Hans Asperger said, "For success in science and art, a dash of autism is essential." Singular thought and singular determination, passion, focus, attention to detail, experiencing every moment in full technicolor, asking questions, seeking answers, and meeting challenges with care and an enduring childlike whimsey. That, too, is Autism. That's also Sesame Street. Along with the rest of my generation, I grew up on your street. I loved, and still love, its residents. I loved, and still love, Jim Henson and all that he stands for. Preserve that legacy. Preserve the fragile spark that exists in every child, including the child that was me.

As for suffering, well...
Yes, I've suffered. I've been called "stupid," "creepy," "stubborn," "naive," "embarrassing," "antisocial." I've been exploited…and then blamed for my own exploitation. I've been forced to suppress the self-stimulating/self-soothing behaviors that enable me to function. I've been taught to disregard my own boundaries and my own experience as irrelevant. My spark was smothered. And from the first moment I encountered Autism Speaks, I understood — without being told, without knowing others felt the very same way — that harm was being done to me and to my community.

But let's really talk about suffering.
Let's talk about punitive electric shocks. Let's talk about seclusion, restraint, food deprivation. Let's talk about people exploited/degraded on film with not a thought to consent or human dignity. Let's talk about a mother detailing thoughts of murdering her Autistic daughter, right in front of her daughter, and explicitly stating that her other child is the reason she didn't go through with it. Let's talk about children blamed for divorce, debt, and any/all emotional instability exhibited by adult caretakers. Let's talk about violence written off to "lack of services" while putting only about 3% of funds into said services (and 10x that into salaries). Let's talk about the systematic dehumanization that makes all this possible — because children have, in fact, been described as "missing," "kidnapped," "soulless."

This is what you get when you partner with Autism Speaks. This is why Autism Speaks lobbied against expanding the role of self-advocates.

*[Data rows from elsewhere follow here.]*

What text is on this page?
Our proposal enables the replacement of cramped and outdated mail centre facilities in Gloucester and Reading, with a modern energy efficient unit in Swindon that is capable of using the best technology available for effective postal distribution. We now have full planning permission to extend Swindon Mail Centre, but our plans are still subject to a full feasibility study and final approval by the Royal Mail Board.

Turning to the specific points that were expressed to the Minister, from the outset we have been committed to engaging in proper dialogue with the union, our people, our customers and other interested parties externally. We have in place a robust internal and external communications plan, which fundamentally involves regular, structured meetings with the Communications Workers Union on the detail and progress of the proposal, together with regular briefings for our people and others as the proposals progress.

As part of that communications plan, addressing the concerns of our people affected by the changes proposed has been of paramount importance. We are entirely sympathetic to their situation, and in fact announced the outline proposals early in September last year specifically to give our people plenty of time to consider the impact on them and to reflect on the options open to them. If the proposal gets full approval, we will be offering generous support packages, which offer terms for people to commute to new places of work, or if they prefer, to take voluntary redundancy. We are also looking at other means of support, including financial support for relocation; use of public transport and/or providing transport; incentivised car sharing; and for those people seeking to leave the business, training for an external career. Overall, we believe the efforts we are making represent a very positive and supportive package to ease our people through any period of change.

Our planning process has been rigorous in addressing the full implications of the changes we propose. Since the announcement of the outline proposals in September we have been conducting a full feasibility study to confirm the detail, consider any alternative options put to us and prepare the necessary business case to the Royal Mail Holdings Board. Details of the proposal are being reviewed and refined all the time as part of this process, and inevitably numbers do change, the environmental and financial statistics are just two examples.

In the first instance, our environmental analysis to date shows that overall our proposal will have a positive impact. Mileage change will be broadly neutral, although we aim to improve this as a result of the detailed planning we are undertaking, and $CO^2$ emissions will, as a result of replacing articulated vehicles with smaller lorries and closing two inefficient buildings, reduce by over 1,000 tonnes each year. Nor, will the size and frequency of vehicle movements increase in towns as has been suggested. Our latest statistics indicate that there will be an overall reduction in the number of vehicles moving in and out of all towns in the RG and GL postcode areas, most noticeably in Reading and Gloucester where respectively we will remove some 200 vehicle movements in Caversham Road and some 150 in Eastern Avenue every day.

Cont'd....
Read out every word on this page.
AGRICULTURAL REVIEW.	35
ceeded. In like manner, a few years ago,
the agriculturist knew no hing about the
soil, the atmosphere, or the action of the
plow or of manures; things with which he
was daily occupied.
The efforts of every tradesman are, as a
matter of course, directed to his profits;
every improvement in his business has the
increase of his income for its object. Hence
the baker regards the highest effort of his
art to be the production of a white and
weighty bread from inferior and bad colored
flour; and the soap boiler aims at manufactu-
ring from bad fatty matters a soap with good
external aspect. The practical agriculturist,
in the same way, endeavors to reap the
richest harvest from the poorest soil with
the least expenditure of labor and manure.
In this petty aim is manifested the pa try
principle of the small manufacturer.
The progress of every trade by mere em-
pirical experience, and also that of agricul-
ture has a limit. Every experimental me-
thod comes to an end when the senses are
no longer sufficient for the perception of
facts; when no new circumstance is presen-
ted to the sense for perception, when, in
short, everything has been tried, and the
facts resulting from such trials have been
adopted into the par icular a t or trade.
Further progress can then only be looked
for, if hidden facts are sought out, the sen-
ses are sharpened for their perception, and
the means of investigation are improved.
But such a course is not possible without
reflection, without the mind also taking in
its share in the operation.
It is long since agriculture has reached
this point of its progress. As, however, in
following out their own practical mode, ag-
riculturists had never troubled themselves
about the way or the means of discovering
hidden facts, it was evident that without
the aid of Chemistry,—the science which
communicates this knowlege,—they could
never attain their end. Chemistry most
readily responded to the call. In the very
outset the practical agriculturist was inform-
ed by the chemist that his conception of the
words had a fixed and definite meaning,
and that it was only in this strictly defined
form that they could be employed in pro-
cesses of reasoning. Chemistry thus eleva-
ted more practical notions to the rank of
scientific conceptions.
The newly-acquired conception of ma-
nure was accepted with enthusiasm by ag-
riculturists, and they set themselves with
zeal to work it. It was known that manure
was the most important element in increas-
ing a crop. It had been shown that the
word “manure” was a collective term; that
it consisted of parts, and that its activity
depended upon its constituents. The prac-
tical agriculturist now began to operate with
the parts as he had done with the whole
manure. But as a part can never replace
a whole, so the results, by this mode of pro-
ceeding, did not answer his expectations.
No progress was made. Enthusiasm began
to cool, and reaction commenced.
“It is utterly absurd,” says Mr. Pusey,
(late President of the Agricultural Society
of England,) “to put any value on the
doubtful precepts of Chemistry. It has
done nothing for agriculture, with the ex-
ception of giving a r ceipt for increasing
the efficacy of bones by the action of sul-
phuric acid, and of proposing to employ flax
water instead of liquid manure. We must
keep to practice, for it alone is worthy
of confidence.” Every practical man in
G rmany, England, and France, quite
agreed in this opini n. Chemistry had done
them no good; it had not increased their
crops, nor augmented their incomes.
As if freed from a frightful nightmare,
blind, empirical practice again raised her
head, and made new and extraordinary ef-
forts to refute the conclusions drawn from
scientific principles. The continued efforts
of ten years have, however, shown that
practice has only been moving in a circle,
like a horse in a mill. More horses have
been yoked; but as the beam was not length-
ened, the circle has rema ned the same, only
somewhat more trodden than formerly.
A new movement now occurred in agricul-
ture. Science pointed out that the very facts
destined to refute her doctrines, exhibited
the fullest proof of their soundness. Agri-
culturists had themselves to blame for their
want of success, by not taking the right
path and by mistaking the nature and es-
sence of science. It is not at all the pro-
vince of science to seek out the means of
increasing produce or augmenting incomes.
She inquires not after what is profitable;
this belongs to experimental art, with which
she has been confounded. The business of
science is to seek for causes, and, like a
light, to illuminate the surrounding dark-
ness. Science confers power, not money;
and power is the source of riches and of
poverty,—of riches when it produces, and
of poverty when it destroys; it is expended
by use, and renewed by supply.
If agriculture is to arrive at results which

They never apologize. They never listen. They control the narrative, distort what is plain — and deny, deny, deny.

These are not the values you claim to represent.

1 comment:

  1. Thank you for this. I'm not sure that I'm autistic exactly, but I'm not neurotypical. It took me a longtime to recognize my kinship with autistic people precisely because the way autism was described to me, over and over, made it sound as though they aren't really people. And I, too, have been dehumanized by experts.

    You mention the concept of "separating the disability from the person." My thought on that is why are we even supposed to? Why are we supposed to say someone "is" a genius but "has" autism? Why are we only allowed to claim those aspects of ourselves that are convenient to others?